Вам, конечно, — обращается к «другу» «провинциал», заканчивая свой «Ответ...», — тоже очень хотелось бы знать, кто эта особа, которая пишет таким образом, но довольствуйтесь почтением к ней, не зная ее, а когда вы узнаете, то будете почитать ее еще более.

Поверьте мне, продолжайте писать ваши письма...»

И Паскаль, откликаясь на свой собственный призыв, продолжает писать. Вскоре появляется третье письмо, посвященное «несправедливости, нелепости и незаконности» нападок на господина Арно.
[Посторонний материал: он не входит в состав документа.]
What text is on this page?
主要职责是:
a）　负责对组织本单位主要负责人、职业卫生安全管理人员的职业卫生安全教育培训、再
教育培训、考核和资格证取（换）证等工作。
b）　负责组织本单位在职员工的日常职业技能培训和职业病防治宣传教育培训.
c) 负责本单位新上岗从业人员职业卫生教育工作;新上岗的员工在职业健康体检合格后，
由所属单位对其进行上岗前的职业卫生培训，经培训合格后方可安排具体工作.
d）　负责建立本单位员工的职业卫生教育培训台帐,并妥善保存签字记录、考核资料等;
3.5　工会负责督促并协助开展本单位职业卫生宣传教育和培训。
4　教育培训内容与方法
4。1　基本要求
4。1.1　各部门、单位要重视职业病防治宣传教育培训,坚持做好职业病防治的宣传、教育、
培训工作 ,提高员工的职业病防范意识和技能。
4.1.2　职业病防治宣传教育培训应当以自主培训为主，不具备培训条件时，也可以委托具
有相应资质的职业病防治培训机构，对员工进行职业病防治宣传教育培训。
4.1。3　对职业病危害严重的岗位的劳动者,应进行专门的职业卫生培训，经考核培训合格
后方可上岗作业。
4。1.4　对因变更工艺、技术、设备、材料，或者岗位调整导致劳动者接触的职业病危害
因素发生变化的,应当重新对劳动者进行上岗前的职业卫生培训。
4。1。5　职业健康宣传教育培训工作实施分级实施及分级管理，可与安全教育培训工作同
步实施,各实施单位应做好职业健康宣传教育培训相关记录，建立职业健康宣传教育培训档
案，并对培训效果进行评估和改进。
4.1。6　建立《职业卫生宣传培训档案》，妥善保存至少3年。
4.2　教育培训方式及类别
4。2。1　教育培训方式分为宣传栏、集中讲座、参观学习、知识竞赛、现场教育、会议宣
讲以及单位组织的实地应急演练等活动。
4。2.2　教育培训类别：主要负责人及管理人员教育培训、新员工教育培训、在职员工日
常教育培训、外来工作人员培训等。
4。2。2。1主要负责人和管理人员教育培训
Почему в решении богословского факультета Сорбонны встречаются лишь оценочные термины и проклятия: «яд, чума, ужас, дерзость, нечестие, богохульство, мерзость, скверна, анафема, ересь»? Почему из всех произведений Арно «нашли всего три строчки, достойные порицания, да и те взяты слово в слово из величайших учителей церкви греческой и римской»? Пытаясь услышать ответы на подобные вопросы из уст представителей спорящих сторон, автор письма в конечном итоге приходит к следующему выводу: «Я понял, что здесь ересь нового рода. Ересь не в мнениях г. Арно, а в самой его личности. Это личная ересь. Еретик он не за то, что говорил и писал, а за то, что он г. Арно. Вот все, что достойно порицания в нем». Отсюда-то, по его мнению, и проистекает своеобразие приемов иезуитов, самые мудрые из которых «интригуют много, говорят мало и не пишут ничего». Отсюда и их стремление, свойственное политическим деятелям, поразить воображение людей вместо убеждения разумными доказательствами — комедиями и альманахами, наподобие уже упомянутых; процессиями вроде той, когда в Масоне юноша, одетый женщиной, с надписью «gratiasufficiens»4 волочил за собой закованного епископа, в руках которого была бумага с надписью gratiaefficax5, громовыми процессами и цензурой, как в случае с Арно.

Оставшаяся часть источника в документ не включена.